Storage space is cheap. Check that, storage space is very cheap, and getting cheaper all the time. Moore’s law reigns here. I see a 1TB internal hard drive for $55, for example, on my favorite online retailer of computer components. Next year I’ll probably buy a bunch of 4TB drives for personal use, even though my family’s data only amounts to 1.4TB so far (mostly digital photos).
Given a reasonably stable product with detailed logging and/or other reporting, businesses have a great incentive to save that stuff for a while, within constraints of confidentiality, privacy and personally identifiable information (PII). Anybody looking at quality will want to ask this question sometimes: has our product seen that behavior before? Is there a pattern? Patterns of behavior are great because they help characterize and prioritize product quality issues.

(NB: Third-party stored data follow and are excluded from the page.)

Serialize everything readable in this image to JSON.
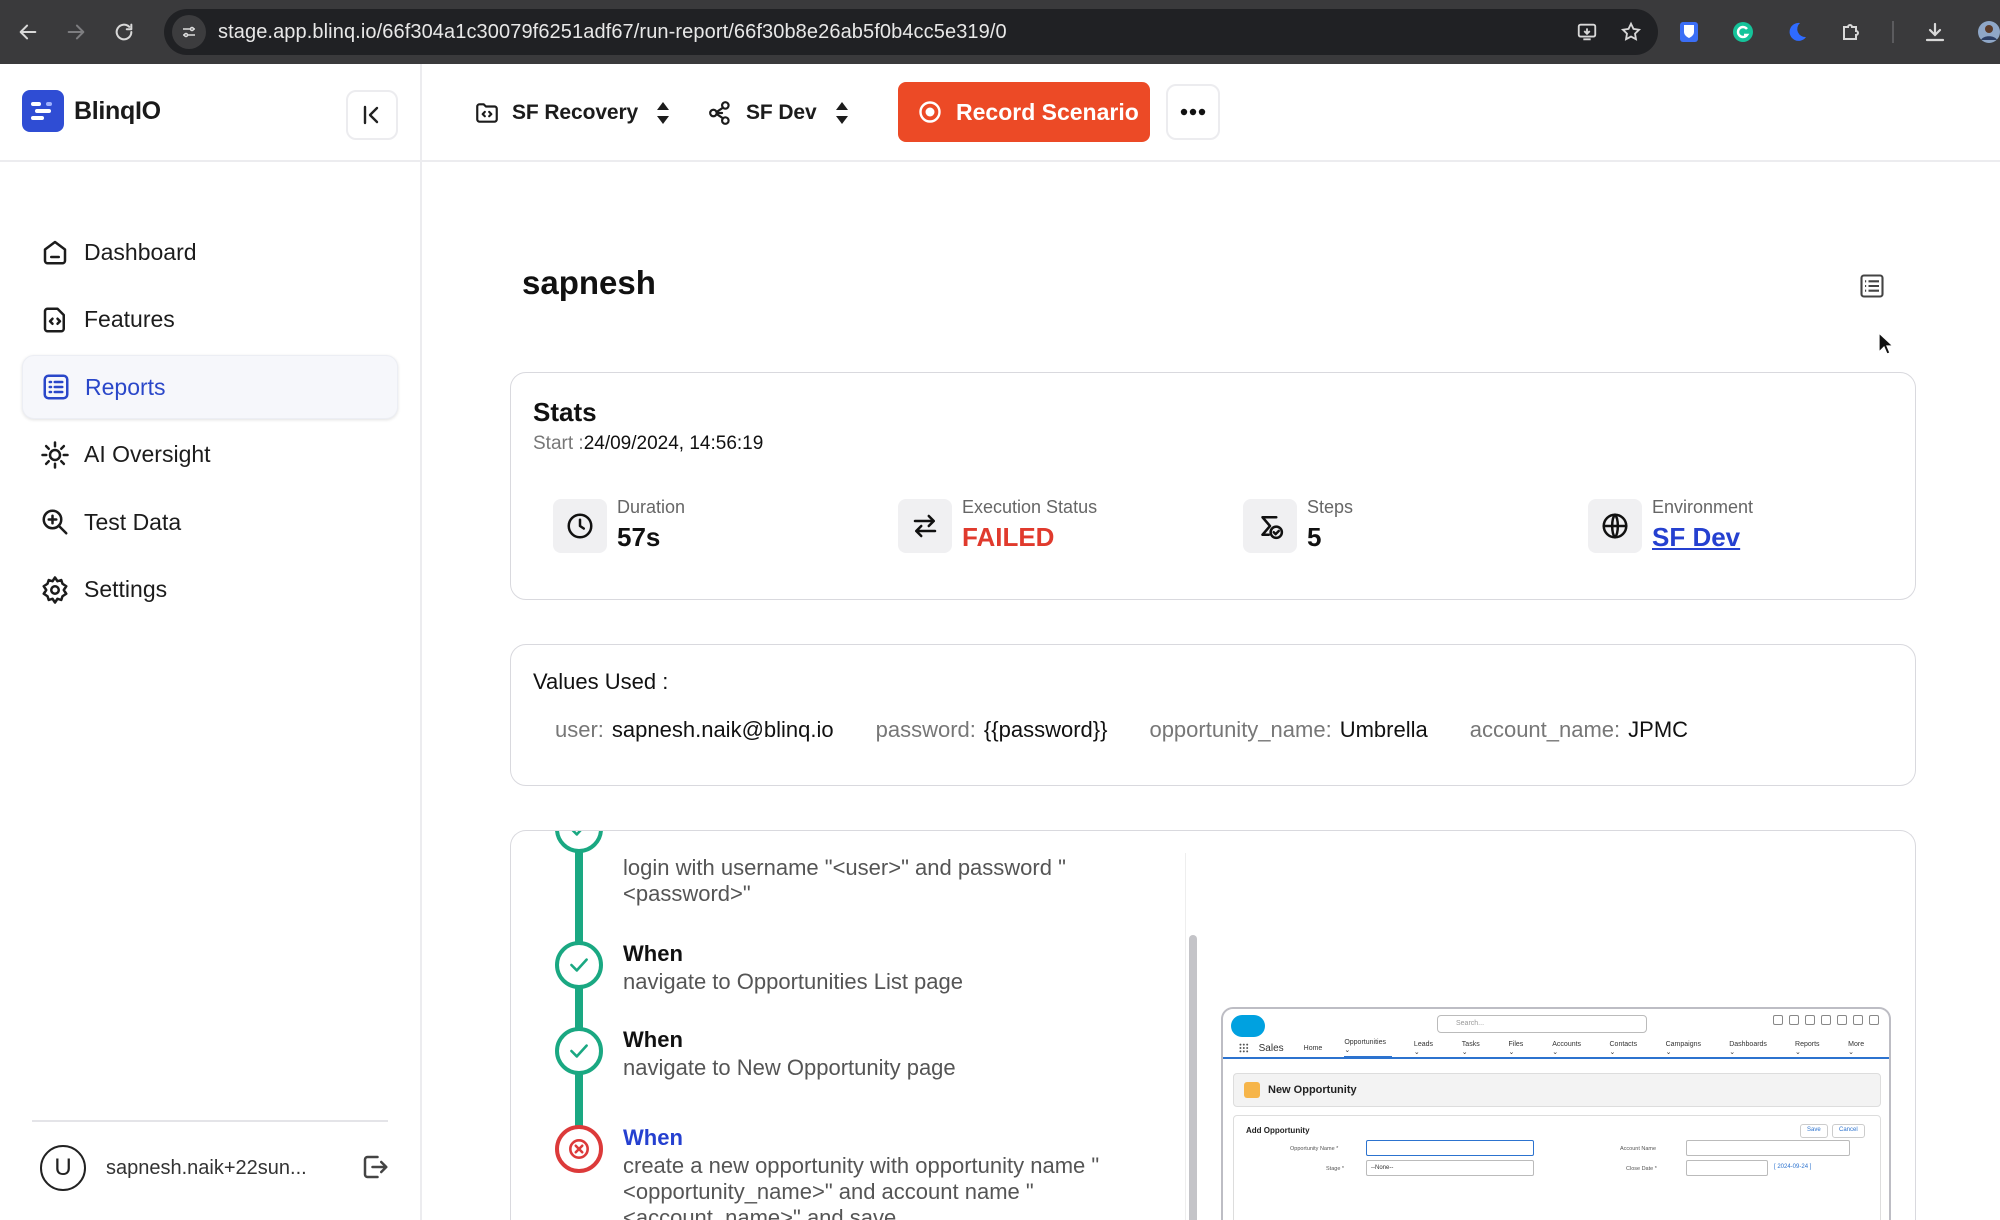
{
  "browser": {
    "url": "stage.app.blinq.io/66f304a1c30079f6251adf67/run-report/66f30b8e26ab5f0b4cc5e319/0"
  },
  "sidebar": {
    "brand": "BlinqIO",
    "items": [
      {
        "label": "Dashboard",
        "icon": "home-icon",
        "active": false
      },
      {
        "label": "Features",
        "icon": "feature-file-icon",
        "active": false
      },
      {
        "label": "Reports",
        "icon": "list-report-icon",
        "active": true
      },
      {
        "label": "AI Oversight",
        "icon": "ai-gear-icon",
        "active": false
      },
      {
        "label": "Test Data",
        "icon": "search-data-icon",
        "active": false
      },
      {
        "label": "Settings",
        "icon": "gear-icon",
        "active": false
      }
    ],
    "user": {
      "initial": "U",
      "email": "sapnesh.naik+22sun..."
    }
  },
  "topbar": {
    "project": "SF Recovery",
    "environment": "SF Dev",
    "record_label": "Record Scenario",
    "accent": "#ec4a26"
  },
  "report": {
    "title": "sapnesh",
    "stats": {
      "heading": "Stats",
      "start_label": "Start :",
      "start_value": "24/09/2024, 14:56:19",
      "duration_label": "Duration",
      "duration_value": "57s",
      "status_label": "Execution Status",
      "status_value": "FAILED",
      "steps_label": "Steps",
      "steps_value": "5",
      "env_label": "Environment",
      "env_value": "SF Dev"
    },
    "values": {
      "heading": "Values Used :",
      "pairs": [
        {
          "key": "user:",
          "value": "sapnesh.naik@blinq.io"
        },
        {
          "key": "password:",
          "value": "{{password}}"
        },
        {
          "key": "opportunity_name:",
          "value": "Umbrella"
        },
        {
          "key": "account_name:",
          "value": "JPMC"
        }
      ]
    },
    "steps": [
      {
        "keyword": "",
        "text_1": "login with username \"<user>\" and password \"",
        "text_2": "<password>\"",
        "status": "passed"
      },
      {
        "keyword": "When",
        "text_1": "navigate to Opportunities List page",
        "status": "passed"
      },
      {
        "keyword": "When",
        "text_1": "navigate to New Opportunity page",
        "status": "passed"
      },
      {
        "keyword": "When",
        "text_1": "create a new opportunity with opportunity name \"",
        "text_2": "<opportunity_name>\" and account name \"",
        "text_3": "<account_name>\" and save",
        "status": "failed"
      }
    ],
    "colors": {
      "passed": "#1aa882",
      "failed": "#dc3a3a",
      "link": "#2540d0"
    }
  },
  "preview": {
    "app": "Sales",
    "search_placeholder": "Search...",
    "nav": [
      "Home",
      "Opportunities ⌄",
      "Leads ⌄",
      "Tasks ⌄",
      "Files ⌄",
      "Accounts ⌄",
      "Contacts ⌄",
      "Campaigns ⌄",
      "Dashboards ⌄",
      "Reports ⌄",
      "More ⌄"
    ],
    "header": "New Opportunity",
    "section": "Add Opportunity",
    "save": "Save",
    "cancel": "Cancel",
    "opp_name_label": "Opportunity Name *",
    "stage_label": "Stage *",
    "stage_value": "--None--",
    "account_label": "Account Name",
    "close_label": "Close Date *",
    "close_value": "[ 2024-09-24 ]"
  }
}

Test infrastructure that exercises the product has a strong causal relationship with these product artifacts, and helps illuminate them as well, e.g. “initiate process A, start transaction B …” in a temporal relationship with one or more threads / processes / cloud deployments of the product. In a controlled test environment in a lab (which could even be in the cloud) certain scenarios would be exercised repeatedly on a schedule, which can make correlation between artifacts even more valuable; given that some things stay the same e.g. the way the product is exercised or even the starting-point data, what changes becomes more significant, and more likely actionable.
Long-term management of artifacts of product behavior works well in conjunction with the artifacts generated by automated tests. Saving product artifacts (logs, errors, etc.) with the automated test artifacts (logs, exceptions, etc.) simplifies storage and analysis.